Liu remains cautious about further growth prospects for aircraft leasing despite the steady flow of new entrants to the sector.

"I am not as starry-eyed as others about how big this market can get. I am an ex-finance guy, so I look at the numbers and bonds are cheaper than leases, but obviously leasing is needed for flexibility."

On the one hand, Liu reckons there could be an uptick in demand as a result of the approaching technology shift. However, he sees this being offset by healthier airlines, which have become so profitable they can raise financing through various means, including bonds and export credit financing.

He also sees airline industry consolidation as a longer-term limiting factor for leasing.

"There is this steady drumbeat of consolidation – it is happening in the US and it is happening in other prime markets. Once you have large-scale airline buying power and capital-markets execution, then you go for the most effective financing," he says, adding: "Today, lessors are probably at 44% of the fleet; and we could get to 50%. But will we get to 75%? I don't think so."


However, one thing that Liu is sure will continue to grow is China's share of the leasing market.
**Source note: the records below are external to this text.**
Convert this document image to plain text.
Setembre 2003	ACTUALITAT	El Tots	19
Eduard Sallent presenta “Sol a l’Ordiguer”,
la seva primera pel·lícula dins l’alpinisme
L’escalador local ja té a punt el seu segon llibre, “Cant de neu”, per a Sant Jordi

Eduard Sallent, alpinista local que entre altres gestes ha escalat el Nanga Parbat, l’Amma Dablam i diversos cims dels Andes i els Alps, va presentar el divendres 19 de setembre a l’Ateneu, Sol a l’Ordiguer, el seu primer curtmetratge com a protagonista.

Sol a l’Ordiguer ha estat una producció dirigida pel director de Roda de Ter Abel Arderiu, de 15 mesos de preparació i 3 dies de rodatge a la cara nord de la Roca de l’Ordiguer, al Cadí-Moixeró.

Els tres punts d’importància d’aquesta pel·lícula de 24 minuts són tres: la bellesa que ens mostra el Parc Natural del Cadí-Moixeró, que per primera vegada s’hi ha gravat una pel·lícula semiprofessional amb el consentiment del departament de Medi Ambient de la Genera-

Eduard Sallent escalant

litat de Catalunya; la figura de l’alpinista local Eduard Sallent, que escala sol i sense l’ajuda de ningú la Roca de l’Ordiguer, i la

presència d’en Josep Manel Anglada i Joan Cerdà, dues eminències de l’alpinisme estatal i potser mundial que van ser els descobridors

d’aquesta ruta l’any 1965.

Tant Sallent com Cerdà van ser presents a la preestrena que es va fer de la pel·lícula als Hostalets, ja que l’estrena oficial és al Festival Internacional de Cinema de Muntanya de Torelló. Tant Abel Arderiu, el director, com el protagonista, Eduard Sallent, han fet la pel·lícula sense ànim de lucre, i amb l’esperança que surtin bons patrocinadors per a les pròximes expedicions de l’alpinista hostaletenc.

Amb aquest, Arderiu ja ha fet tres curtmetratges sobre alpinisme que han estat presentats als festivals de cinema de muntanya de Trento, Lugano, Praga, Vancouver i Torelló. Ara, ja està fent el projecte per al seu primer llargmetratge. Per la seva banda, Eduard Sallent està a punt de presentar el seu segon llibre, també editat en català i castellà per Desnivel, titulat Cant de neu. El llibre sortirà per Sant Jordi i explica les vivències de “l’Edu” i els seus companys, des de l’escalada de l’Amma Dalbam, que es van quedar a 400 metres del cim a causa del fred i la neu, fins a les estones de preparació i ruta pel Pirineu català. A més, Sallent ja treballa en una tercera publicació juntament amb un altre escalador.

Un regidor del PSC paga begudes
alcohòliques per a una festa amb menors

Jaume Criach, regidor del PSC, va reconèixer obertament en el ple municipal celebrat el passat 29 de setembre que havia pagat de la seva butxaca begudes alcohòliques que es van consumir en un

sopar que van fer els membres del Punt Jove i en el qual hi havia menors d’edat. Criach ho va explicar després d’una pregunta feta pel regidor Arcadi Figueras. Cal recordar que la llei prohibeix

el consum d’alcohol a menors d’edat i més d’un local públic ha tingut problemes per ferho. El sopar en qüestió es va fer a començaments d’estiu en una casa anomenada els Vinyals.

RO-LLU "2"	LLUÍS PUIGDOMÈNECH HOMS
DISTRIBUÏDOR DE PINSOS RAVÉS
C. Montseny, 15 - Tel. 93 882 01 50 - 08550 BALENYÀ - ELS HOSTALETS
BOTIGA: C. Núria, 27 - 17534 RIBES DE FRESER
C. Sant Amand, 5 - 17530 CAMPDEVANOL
Liu, a Chinese American, remains adamant that the Chinese lessors are more than an ephemeral phenomenon.

"Many people are dismissive of China, but I believe there will be two to three major Chinese leasing players, and one of those will make it into the top three. The question, though, is when."

He adds: "The Chinese have liquidity and a major home market. Sure, there is a bit of a culture thing, but there are a lot of talented young Chinese people out there, learning this business."

Boeing foresees that over the next 20 years there will be demand in the country for 6,330 new aircraft with an estimated value of $950 billion. The region's fleet will almost triple to 7,210 aircraft in 2034 – from 2,570 airplanes in 2014 – with more than 70% of these deliveries accommodating growth.

Chinese economic growth in the near term is likely to slow to 6.2% in 2016, from around 7% in 2015, but Liu insists the long-term growth prospects for the region are firmly in place.

"The mainland has a pro-consumer policy in place and remember, we are talking about some 1.3 billion people in China, so millions of these people will want to see the world. That growth isn't going away."

No doubt the devaluation of the yuan has made leasing and its US-dollar rental streams more attractive to Chinese financiers but, "even after some of this air has gone out", lessor P/E multiples in China are "quite high, so local investors will continue to be attracted to and fuel this sector", he says.

He dismisses the idea that this growth will come about by "roll-ups" – the investment tactic of acquiring multiple companies in a sector and integrating them – or the buying-up of Western competitors and "yesterday's-technology" aircraft fleets.

Instead, he believes this will come about by "slow and steady money with strong funding costs".

Liu asserts: "Roll-ups don't make sense in our industry if you don't have superior capital costs. Cost synergies are relatively small. You would have to string together a lot of these roll-ups to get to anything of size."

A way around this is to "string together a bunch of $10 billion operations".

However, he notes that GECAS is a $40 billion-plus business so "a lot" of smaller leasing companies would need to be acquired to match that level.

"I just don't see this making sense at present, but I also could be wrong – so let's chat five years from now."